Operational characteristics of synchronous consistency
Enabling synchronous consistency eliminates search lag but increases write latency for Lightspeed API write operations (POST, PUT, PATCH to /entities). When enabled, Lightspeed API write operations wait for the search index to update across the Lightspeed index before returning a response, ensuring that changes are immediately visible in search and query results. As a result, write operations take longer to complete than in the default (eventual) consistency configuration. There is no SLA (Service Level Agreement) for write operations in either consistency mode. Write latency increases with the number, size, and cardinality of indexed attributes, particularly for multi-valued attributes and high-cardinality data models.
Enable synchronous consistency only when immediate search visibility is required for your business process and higher write latency is acceptable.
The GetById GET /entities/{id} operation is always strongly consistent across both eventual and synchronous configurations because it retrieves data directly from the primary data store, not from the Lightspeed search index. As a result, it always returns the latest saved version of the entity.
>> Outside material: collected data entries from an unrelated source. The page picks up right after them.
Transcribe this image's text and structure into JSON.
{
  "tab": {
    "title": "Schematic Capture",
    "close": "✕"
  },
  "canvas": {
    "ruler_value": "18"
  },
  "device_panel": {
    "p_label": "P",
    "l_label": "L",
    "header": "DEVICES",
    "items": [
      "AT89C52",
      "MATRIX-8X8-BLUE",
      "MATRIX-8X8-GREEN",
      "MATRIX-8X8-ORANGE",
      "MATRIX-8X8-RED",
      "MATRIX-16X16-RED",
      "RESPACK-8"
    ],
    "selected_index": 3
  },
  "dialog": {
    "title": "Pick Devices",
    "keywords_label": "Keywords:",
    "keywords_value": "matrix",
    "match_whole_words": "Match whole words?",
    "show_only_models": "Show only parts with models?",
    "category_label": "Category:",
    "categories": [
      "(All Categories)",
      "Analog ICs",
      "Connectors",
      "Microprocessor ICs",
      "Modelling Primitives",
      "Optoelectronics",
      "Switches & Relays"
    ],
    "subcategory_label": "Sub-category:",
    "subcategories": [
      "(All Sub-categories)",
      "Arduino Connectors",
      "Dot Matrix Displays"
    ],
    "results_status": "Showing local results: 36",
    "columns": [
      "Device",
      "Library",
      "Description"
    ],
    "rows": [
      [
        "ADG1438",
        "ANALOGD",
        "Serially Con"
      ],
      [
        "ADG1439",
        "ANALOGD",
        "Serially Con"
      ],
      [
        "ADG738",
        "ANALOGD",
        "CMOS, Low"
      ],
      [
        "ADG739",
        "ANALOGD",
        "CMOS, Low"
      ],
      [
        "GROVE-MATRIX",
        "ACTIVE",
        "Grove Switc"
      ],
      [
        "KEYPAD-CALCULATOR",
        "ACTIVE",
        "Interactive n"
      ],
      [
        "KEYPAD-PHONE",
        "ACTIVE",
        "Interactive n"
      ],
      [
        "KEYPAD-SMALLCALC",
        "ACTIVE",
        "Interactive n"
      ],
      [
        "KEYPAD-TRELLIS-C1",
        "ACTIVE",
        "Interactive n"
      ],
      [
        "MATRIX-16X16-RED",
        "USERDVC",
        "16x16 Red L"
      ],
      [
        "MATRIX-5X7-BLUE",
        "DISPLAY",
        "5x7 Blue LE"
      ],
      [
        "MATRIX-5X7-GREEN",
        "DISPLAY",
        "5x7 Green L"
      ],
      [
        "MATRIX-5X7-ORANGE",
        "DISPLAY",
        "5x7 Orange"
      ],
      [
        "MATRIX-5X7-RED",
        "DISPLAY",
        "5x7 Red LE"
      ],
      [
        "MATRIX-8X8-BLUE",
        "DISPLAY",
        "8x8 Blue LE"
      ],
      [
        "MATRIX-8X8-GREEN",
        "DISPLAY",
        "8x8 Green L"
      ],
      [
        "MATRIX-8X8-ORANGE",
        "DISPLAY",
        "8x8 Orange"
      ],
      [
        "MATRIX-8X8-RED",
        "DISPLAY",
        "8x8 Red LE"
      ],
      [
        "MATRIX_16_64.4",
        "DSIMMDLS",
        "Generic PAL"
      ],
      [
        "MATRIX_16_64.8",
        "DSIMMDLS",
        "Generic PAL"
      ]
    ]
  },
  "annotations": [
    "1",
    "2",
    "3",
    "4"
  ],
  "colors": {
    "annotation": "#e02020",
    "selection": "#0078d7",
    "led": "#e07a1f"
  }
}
| Operation | Eventual Consistency (Default) | Synchronous consistency |
|---|---|---|
| Get entity by ID | Strong (immediate) | Strong (immediate) |
| Search and query | Eventual (slight delay) | Strong (immediate) |
| Write latency | Low (fast response) | High (waits for index update) |
| Write SLA | No SLA (unchanged from non-Lightspeed writes) | No SLA (write latency varies by data model) |
| Read SLA | <50ms p99 (1) | |
| (1) p99 means that 99% of requests complete within the stated response time | ||
Use synchronous consistency when immediate search visibility is required and higher write latency is acceptable. Otherwise, use eventual consistency when short search delays are acceptable and write performance is a priority.